Like with their child-friendly counterparts, there are no signs of the genre slowing down, with a remake of The Grudge due this month and proposed remakes of The CrowThe FlyFirestarterCandyman, and Saw. Additionally, movie goers mustn’t forget sequels: Halloween KillsA Quiet Place 2, and The Conjuring 3 are on their way.

Sequels, reboots, remakes, and in Watchmen’s case, remixes, are not a new concept, however. Though Disney’s high on remakes started in 2010, their first two remakes, The Jungle Book and 101 Dalmatians, came about in 1994 and 1996.

While fans of The Addams Family complained about the differences between their beloved 90’s films starring the late great Raul Julia and the animated reboot, many failed to remember that those comedies were a remake of both the 1973 animated series and the 1964 live action series, which in turn were adapted from a 1938 comic series by Charles Addams.

That is to say, reinvention and reuse of ideas is not a new thing, nor is it exclusive to film. In video games, most any game you pick up is part of a series: Super Mario Bros, Legend of Zelda, Pokémon, Call of Duty, Halo, Assassin’s Creed, The Sims, Batman Arkham, Injustice, Final Fantasy, Kingdom Hearts; the list continues. On the stage, are you going to see a musical written by your next door neighbor? Most likely not. You’ll watch Romeo and Juliet or A Christmas Carol or Hamilton or Driving Miss Daisy.

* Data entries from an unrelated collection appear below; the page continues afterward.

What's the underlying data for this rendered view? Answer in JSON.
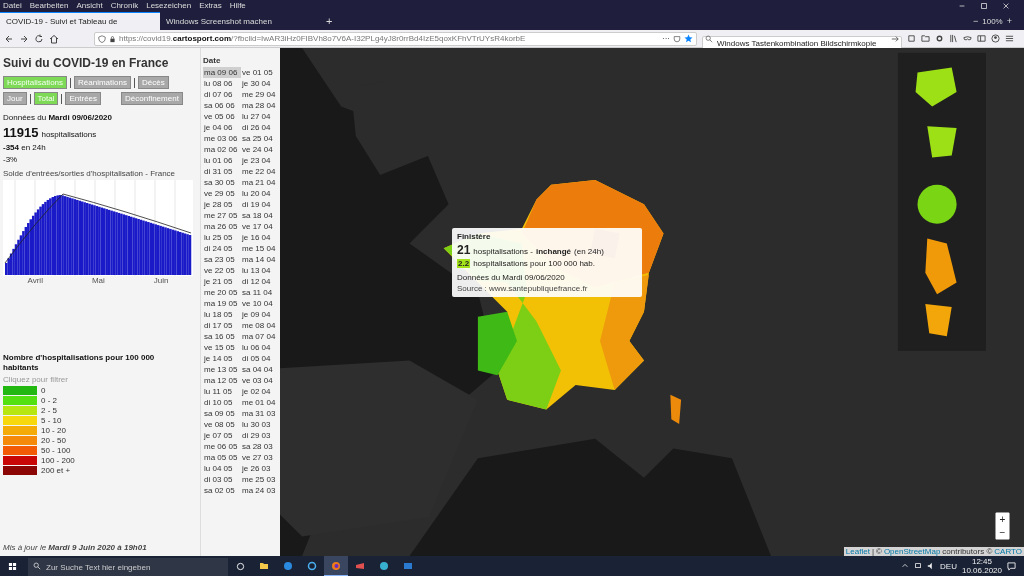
{
  "browser": {
    "menu": [
      "Datei",
      "Bearbeiten",
      "Ansicht",
      "Chronik",
      "Lesezeichen",
      "Extras",
      "Hilfe"
    ],
    "tabs": [
      {
        "title": "COVID-19 - Suivi et Tableau de",
        "selected": true
      },
      {
        "title": "Windows Screenshot machen",
        "selected": false
      }
    ],
    "new_tab": "+",
    "zoom": "100%",
    "zoom_out": "−",
    "zoom_in": "+",
    "url": "https://covid19.**cartosport.com**/?fbclid=IwAR3iHz0FIBVh8o7V6A-I32PLg4yJ8r0rrBd4IzE5qoxKFhVTrUYsR4korbE",
    "more": "···",
    "search_value": "Windows Tastenkombination Bildschirmkopie"
  },
  "panel": {
    "title": "Suivi du COVID-19 en France",
    "metric_buttons": [
      {
        "label": "Hospitalisations",
        "selected": true
      },
      {
        "label": "Réanimations",
        "selected": false
      },
      {
        "label": "Décès",
        "selected": false
      }
    ],
    "mode_buttons": [
      {
        "label": "Jour",
        "selected": false
      },
      {
        "label": "Total",
        "selected": true
      },
      {
        "label": "Entrées",
        "selected": false
      }
    ],
    "extra_button": {
      "label": "Déconfinement",
      "selected": false
    },
    "date_line": "Données du **Mardi 09/06/2020**",
    "total": "11915",
    "total_unit": "hospitalisations",
    "change": "**-354** en 24h",
    "percent": "-3%",
    "chart_title": "Solde d'entrées/sorties d'hospitalisation - France",
    "axis_labels": [
      "Avril",
      "Mai",
      "Juin"
    ],
    "legend_title": "Nombre d'hospitalisations pour 100 000 habitants",
    "legend_hint": "Cliquez pour filtrer",
    "legend": [
      {
        "label": "0",
        "color": "#22b811"
      },
      {
        "label": "0 - 2",
        "color": "#55e011"
      },
      {
        "label": "2 - 5",
        "color": "#b8e611"
      },
      {
        "label": "5 - 10",
        "color": "#f7d80c"
      },
      {
        "label": "10 - 20",
        "color": "#f5ab07"
      },
      {
        "label": "20 - 50",
        "color": "#f58a0a"
      },
      {
        "label": "50 - 100",
        "color": "#f25a05"
      },
      {
        "label": "100 - 200",
        "color": "#c90606"
      },
      {
        "label": "200 et +",
        "color": "#8c0505"
      }
    ],
    "updated": "Mis à jour le **Mardi 9 Juin 2020 à 19h01**"
  },
  "dates": {
    "header": "Date",
    "items": [
      {
        "label": "ma 09 06",
        "selected": true
      },
      {
        "label": "lu 08 06",
        "selected": false
      },
      {
        "label": "di 07 06",
        "selected": false
      },
      {
        "label": "sa 06 06",
        "selected": false
      },
      {
        "label": "ve 05 06",
        "selected": false
      },
      {
        "label": "je 04 06",
        "selected": false
      },
      {
        "label": "me 03 06",
        "selected": false
      },
      {
        "label": "ma 02 06",
        "selected": false
      },
      {
        "label": "lu 01 06",
        "selected": false
      },
      {
        "label": "di 31 05",
        "selected": false
      },
      {
        "label": "sa 30 05",
        "selected": false
      },
      {
        "label": "ve 29 05",
        "selected": false
      },
      {
        "label": "je 28 05",
        "selected": false
      },
      {
        "label": "me 27 05",
        "selected": false
      },
      {
        "label": "ma 26 05",
        "selected": false
      },
      {
        "label": "lu 25 05",
        "selected": false
      },
      {
        "label": "di 24 05",
        "selected": false
      },
      {
        "label": "sa 23 05",
        "selected": false
      },
      {
        "label": "ve 22 05",
        "selected": false
      },
      {
        "label": "je 21 05",
        "selected": false
      },
      {
        "label": "me 20 05",
        "selected": false
      },
      {
        "label": "ma 19 05",
        "selected": false
      },
      {
        "label": "lu 18 05",
        "selected": false
      },
      {
        "label": "di 17 05",
        "selected": false
      },
      {
        "label": "sa 16 05",
        "selected": false
      },
      {
        "label": "ve 15 05",
        "selected": false
      },
      {
        "label": "je 14 05",
        "selected": false
      },
      {
        "label": "me 13 05",
        "selected": false
      },
      {
        "label": "ma 12 05",
        "selected": false
      },
      {
        "label": "lu 11 05",
        "selected": false
      },
      {
        "label": "di 10 05",
        "selected": false
      },
      {
        "label": "sa 09 05",
        "selected": false
      },
      {
        "label": "ve 08 05",
        "selected": false
      },
      {
        "label": "je 07 05",
        "selected": false
      },
      {
        "label": "me 06 05",
        "selected": false
      },
      {
        "label": "ma 05 05",
        "selected": false
      },
      {
        "label": "lu 04 05",
        "selected": false
      },
      {
        "label": "di 03 05",
        "selected": false
      },
      {
        "label": "sa 02 05",
        "selected": false
      },
      {
        "label": "ve 01 05",
        "selected": false
      },
      {
        "label": "je 30 04",
        "selected": false
      },
      {
        "label": "me 29 04",
        "selected": false
      },
      {
        "label": "ma 28 04",
        "selected": false
      },
      {
        "label": "lu 27 04",
        "selected": false
      },
      {
        "label": "di 26 04",
        "selected": false
      },
      {
        "label": "sa 25 04",
        "selected": false
      },
      {
        "label": "ve 24 04",
        "selected": false
      },
      {
        "label": "je 23 04",
        "selected": false
      },
      {
        "label": "me 22 04",
        "selected": false
      },
      {
        "label": "ma 21 04",
        "selected": false
      },
      {
        "label": "lu 20 04",
        "selected": false
      },
      {
        "label": "di 19 04",
        "selected": false
      },
      {
        "label": "sa 18 04",
        "selected": false
      },
      {
        "label": "ve 17 04",
        "selected": false
      },
      {
        "label": "je 16 04",
        "selected": false
      },
      {
        "label": "me 15 04",
        "selected": false
      },
      {
        "label": "ma 14 04",
        "selected": false
      },
      {
        "label": "lu 13 04",
        "selected": false
      },
      {
        "label": "di 12 04",
        "selected": false
      },
      {
        "label": "sa 11 04",
        "selected": false
      },
      {
        "label": "ve 10 04",
        "selected": false
      },
      {
        "label": "je 09 04",
        "selected": false
      },
      {
        "label": "me 08 04",
        "selected": false
      },
      {
        "label": "ma 07 04",
        "selected": false
      },
      {
        "label": "lu 06 04",
        "selected": false
      },
      {
        "label": "di 05 04",
        "selected": false
      },
      {
        "label": "sa 04 04",
        "selected": false
      },
      {
        "label": "ve 03 04",
        "selected": false
      },
      {
        "label": "je 02 04",
        "selected": false
      },
      {
        "label": "me 01 04",
        "selected": false
      },
      {
        "label": "ma 31 03",
        "selected": false
      },
      {
        "label": "lu 30 03",
        "selected": false
      },
      {
        "label": "di 29 03",
        "selected": false
      },
      {
        "label": "sa 28 03",
        "selected": false
      },
      {
        "label": "ve 27 03",
        "selected": false
      },
      {
        "label": "je 26 03",
        "selected": false
      },
      {
        "label": "me 25 03",
        "selected": false
      },
      {
        "label": "ma 24 03",
        "selected": false
      }
    ]
  },
  "map": {
    "kind": "picture",
    "tooltip": {
      "title": "Finistère",
      "count": "21",
      "count_text": "hospitalisations -",
      "trend": "inchangé",
      "trend_note": "(en 24h)",
      "rate": "2.2",
      "rate_text": "hospitalisations pour 100 000 hab.",
      "date": "Données du Mardi 09/06/2020",
      "source": "Source : www.santepubliquefrance.fr"
    },
    "zoom_in": "+",
    "zoom_out": "−",
    "attribution": [
      {
        "text": "Leaflet",
        "link": true
      },
      {
        "text": "|",
        "link": false
      },
      {
        "text": "©",
        "link": false
      },
      {
        "text": "OpenStreetMap",
        "link": true
      },
      {
        "text": "contributors ©",
        "link": false
      },
      {
        "text": "CARTO",
        "link": true
      }
    ]
  },
  "taskbar": {
    "search_placeholder": "Zur Suche Text hier eingeben",
    "language": "DEU",
    "time": "12:45",
    "date": "10.06.2020"
  }
}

In his book, The Seven Basic Plots: Why We Tell Stories, writer Christopher Booker clarifies why stories appeal to audiences and why they are often similar. He boils storytelling down to the essential categories: 1) Overcoming the Monster, 2) Rags to Riches, 3) The Quest, 4) Voyage and Return, 5) Rebirth, 6) Comedy, and 7) Tragedy. He goes on to elaborate that most of these are in some way modeled on the concept of the hero’s journey, with Tragedy being the most different, in that our hero is “doomed to fail.”

While the trend of rebooting every franchise to have graced our screens is in full swing, it is hardly a new phenomenon, and when it ends, a new repetition of ideas will likely take its place. Taking Booker’s words into account, every piece of entertainment we consume is, in some way, a reboot.

The key advice for filmmakers putting their own stamp on things is best said by the protagonist of the Scream franchise, Sidney Prescott: “the first rule of remakes, don’t fuck with the original.”